Review Film The Worst Person in the World. Film The Worst Person in the World (2021) karya Joachim Trier jadi potret paling jujur soal millennial angst, dengan Renate Reinsve sebagai Julie—wanita Oslo 30-an yang bolak-balik karir, cowok, dan identitas. Raih Cannes Best Actress dan nominasi Oscar Best International Feature, film ini meledak lagi di 2025 berkat diskusi TikTok tentang quarter-life crisis dan restreaming pasca-pandemi. Review ini kupas kenapa cerita 12 chapter 128 menit ini terasa seperti curhat diri: kegagalan romansa, ambisi gagal, dan momen “pause” hidup yang bikin kita semua Julie suatu saat. BERITA BOLA
Struktur 12 Chapter yang Brilian: Review Film The Worst Person in the World
Trier bagi film jadi 12 bab seperti novel grafis, plus prologue/epilogue—setiap chapter fokus satu fase Julie: dari asisten foto ke apoteker, dari komik ke medis. Adegan “time freeze” magis—Julie lari ke pesta sementara dunia diam—simbol kebebasan sementara dari tekanan dewasa. Visual Hoyte van Hoytema lembut: Oslo musim panas terang, musim dingin kelabu, tanpa CGI berlebih.
Pacing santai tapi tajam: 2 jam terasa seperti obrolan malam, dengan transisi halus antar chapter. Di 2025, struktur ini inspirasi film Gen Z—fleksibel, non-linear, mirip scroll Instagram life update.
Performa Renate Reinsve: Julie yang Relatable Banget: Review Film The Worst Person in the World
Reinsve curi hati sebagai Julie—chaotic good yang impulsif tapi endearing: tinggalkan pacar sukses demi barista muda, ganti jurusan 3 kali, tapi selalu self-aware. Adegan MDMA trip atau pesta “worst person” tunjukkan kerapuhan di balik senyum. Dia bilang, peran ini semi-autobiografi—bikin autentik tanpa pretensius.

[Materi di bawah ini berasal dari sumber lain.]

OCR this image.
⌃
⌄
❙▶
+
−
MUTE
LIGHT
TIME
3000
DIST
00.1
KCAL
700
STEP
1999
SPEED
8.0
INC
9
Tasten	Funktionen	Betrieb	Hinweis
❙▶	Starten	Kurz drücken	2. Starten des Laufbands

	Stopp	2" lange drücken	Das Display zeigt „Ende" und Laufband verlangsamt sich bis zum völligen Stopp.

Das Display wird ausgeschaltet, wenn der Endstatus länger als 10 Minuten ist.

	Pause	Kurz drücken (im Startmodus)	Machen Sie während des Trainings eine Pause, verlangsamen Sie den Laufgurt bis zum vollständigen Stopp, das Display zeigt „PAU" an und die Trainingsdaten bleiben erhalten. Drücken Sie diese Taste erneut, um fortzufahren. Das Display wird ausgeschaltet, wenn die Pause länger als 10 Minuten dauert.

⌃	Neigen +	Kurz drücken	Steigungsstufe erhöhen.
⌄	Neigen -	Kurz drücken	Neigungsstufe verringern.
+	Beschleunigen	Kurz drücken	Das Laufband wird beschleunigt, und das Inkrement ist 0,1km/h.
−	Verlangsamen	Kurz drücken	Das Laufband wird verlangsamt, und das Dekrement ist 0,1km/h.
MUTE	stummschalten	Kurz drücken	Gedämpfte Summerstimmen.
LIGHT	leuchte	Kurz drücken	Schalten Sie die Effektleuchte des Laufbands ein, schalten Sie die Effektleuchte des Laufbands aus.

Anders Danielsen Lie sebagai Aksel—komikus 40-an matang—ciptakan dinamika bittersweet: cinta stabil vs petualangan. Herbert Nordrum sebagai Eivind tambah segar. Ensemble kecil tapi kuat, dialog improvisasi ala Trier bikin terasa curhat teman Oslo.
Tema Indecisiveness dan Modern Love
Inti film: tak ada “worst person”—hanya manusia bingung di era pilihan berlebih. Julie wakili FOMO generasi: komitmen karir vs passion, monogami vs open relationship, anak vs freedom. Chapter 11 “Julie berusia 30 tahun” klimaks dengan refleksi: “Aku takut jadi orang yang sama selamanya.”

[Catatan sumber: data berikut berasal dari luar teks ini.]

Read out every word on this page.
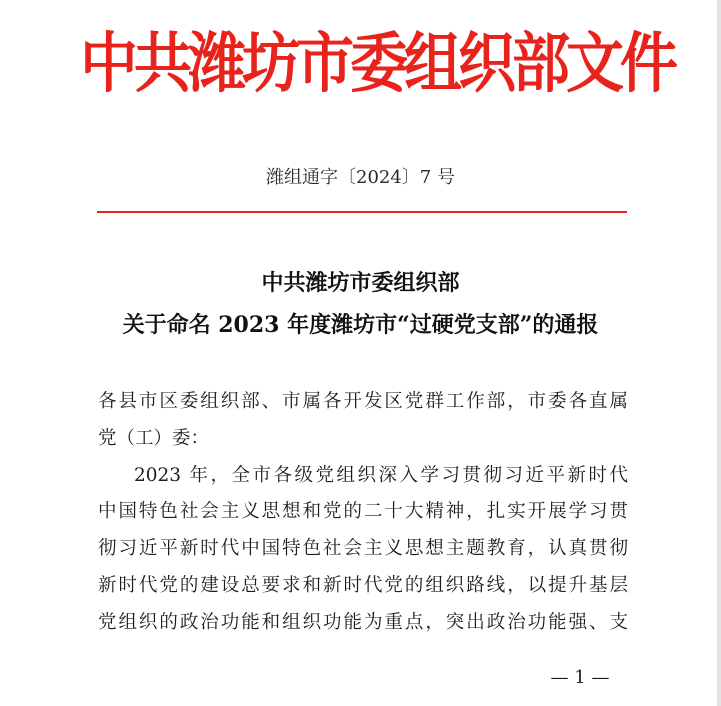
中共潍坊市委组织部文件
潍组通字〔2024〕7 号
中共潍坊市委组织部
关于命名 2023 年度潍坊市“过硬党支部”的通报
各县市区委组织部、市属各开发区党群工作部，市委各直属
党（工）委：
2023 年，全市各级党组织深入学习贯彻习近平新时代
中国特色社会主义思想和党的二十大精神，扎实开展学习贯
彻习近平新时代中国特色社会主义思想主题教育，认真贯彻
新时代党的建设总要求和新时代党的组织路线，以提升基层
党组织的政治功能和组织功能为重点，突出政治功能强、支
— 1 —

Trier kritik lembut Tinder culture—hubungan bagus tapi tak cukup, tanpa villainisasi. Tema aborsi, ambisi wanita, dan mental health resonan 2025: survei tunjukkan 40% milenial ganti karir 5 kali sebelum 35. Film akui kegagalan sebagai growth, bukan kegagalan.
Relevansi 2025: Mirror untuk Generasi Stuck
Di zaman side hustle dan delayed adulthood, film ini jadi terapi kolektif. Streaming naik 45% tahun ini berkat meme “Julie energy”—dari outfit effortless sampai quote “aku akan mati tapi hidup.” Gen Alpha relate via orang tua mereka; film inspirasi series seperti Fleabag atau Somebody Somewhere.

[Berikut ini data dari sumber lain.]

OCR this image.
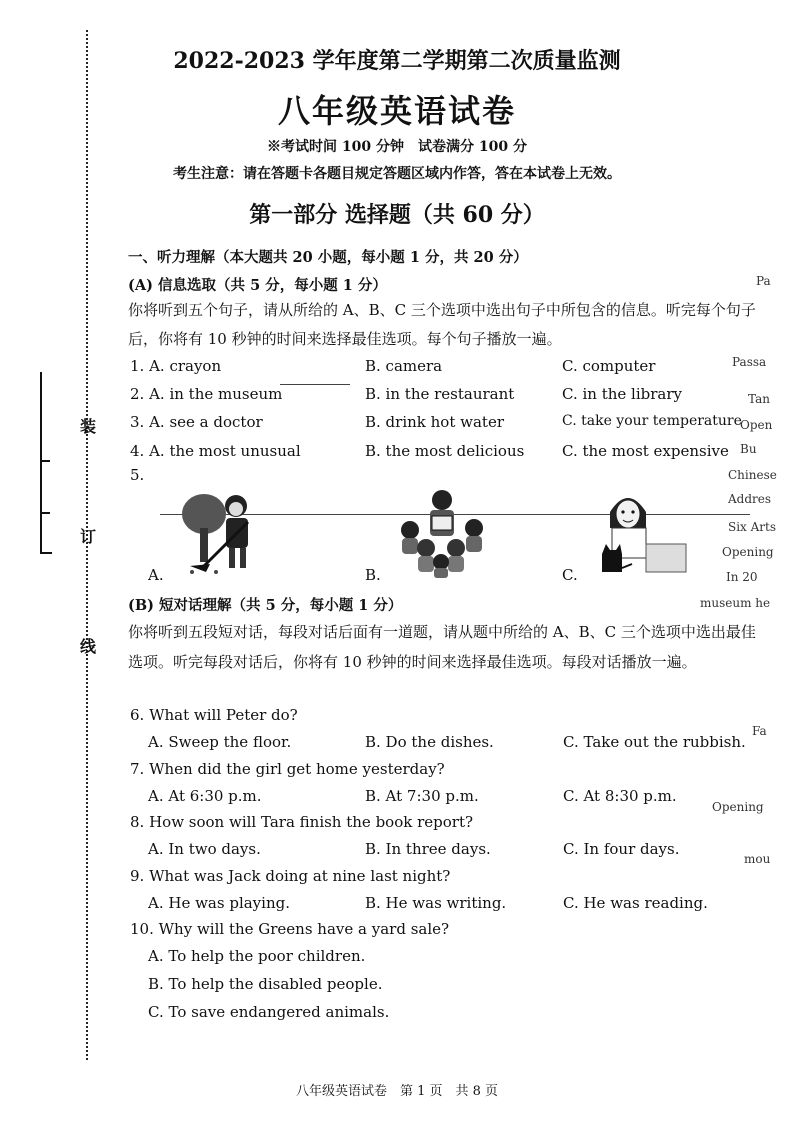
装
订
线
2022-2023 学年度第二学期第二次质量监测
八年级英语试卷
※考试时间 100 分钟　试卷满分 100 分
考生注意：请在答题卡各题目规定答题区域内作答，答在本试卷上无效。
第一部分 选择题（共 60 分）
一、听力理解（本大题共 20 小题，每小题 1 分，共 20 分）
(A) 信息选取（共 5 分，每小题 1 分）
你将听到五个句子，请从所给的 A、B、C 三个选项中选出句子中所包含的信息。听完每个句子后，你将有 10 秒钟的时间来选择最佳选项。每个句子播放一遍。
1. A. crayon	B. camera	C. computer
2. A. in the museum	B. in the restaurant	C. in the library
3. A. see a doctor	B. drink hot water	C. take your temperature
4. A. the most unusual	B. the most delicious	C. the most expensive
5.
A.	B.	C.
(B) 短对话理解（共 5 分，每小题 1 分）
你将听到五段短对话，每段对话后面有一道题，请从题中所给的 A、B、C 三个选项中选出最佳选项。听完每段对话后，你将有 10 秒钟的时间来选择最佳选项。每段对话播放一遍。
6. What will Peter do?
A. Sweep the floor.	B. Do the dishes.	C. Take out the rubbish.
7. When did the girl get home yesterday?
A. At 6:30 p.m.	B. At 7:30 p.m.	C. At 8:30 p.m.
8. How soon will Tara finish the book report?
A. In two days.	B. In three days.	C. In four days.
9. What was Jack doing at nine last night?
A. He was playing.	B. He was writing.	C. He was reading.
10. Why will the Greens have a yard sale?
A. To help the poor children.
B. To help the disabled people.
C. To save endangered animals.
Pa
Passa
Tan
Open
Bu
Chinese
Addres
Six Arts
Opening
In 20
museum he
Fa
Opening
mou
八年级英语试卷　第 1 页　共 8 页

Cocok ditonton solo untuk introspeksi, atau date night diskusi “chapter selanjutnya hidupmu apa.” Trier bilang, ini tentang “keberanian jadi tidak sempurna”—pesan pas buat era burnout.
Kesimpulan
The Worst Person in the World adalah cermin lucu sekaligus pilu untuk jiwa modern, dengan Reinsve sebagai Julie yang kita semua kenal. Struktur inovatif, performa jujur, dan tema mendalamnya bikin film ini kinclong di 2025—tak lekang, malah makin sakit. Bukan romcom klise, tapi pengingat: hidup tak punya plot twist besar, hanya chapter kecil yang kita tulis sendiri. Nonton sekarang, pause sebentar, dan tanya: chaptermu yang mana?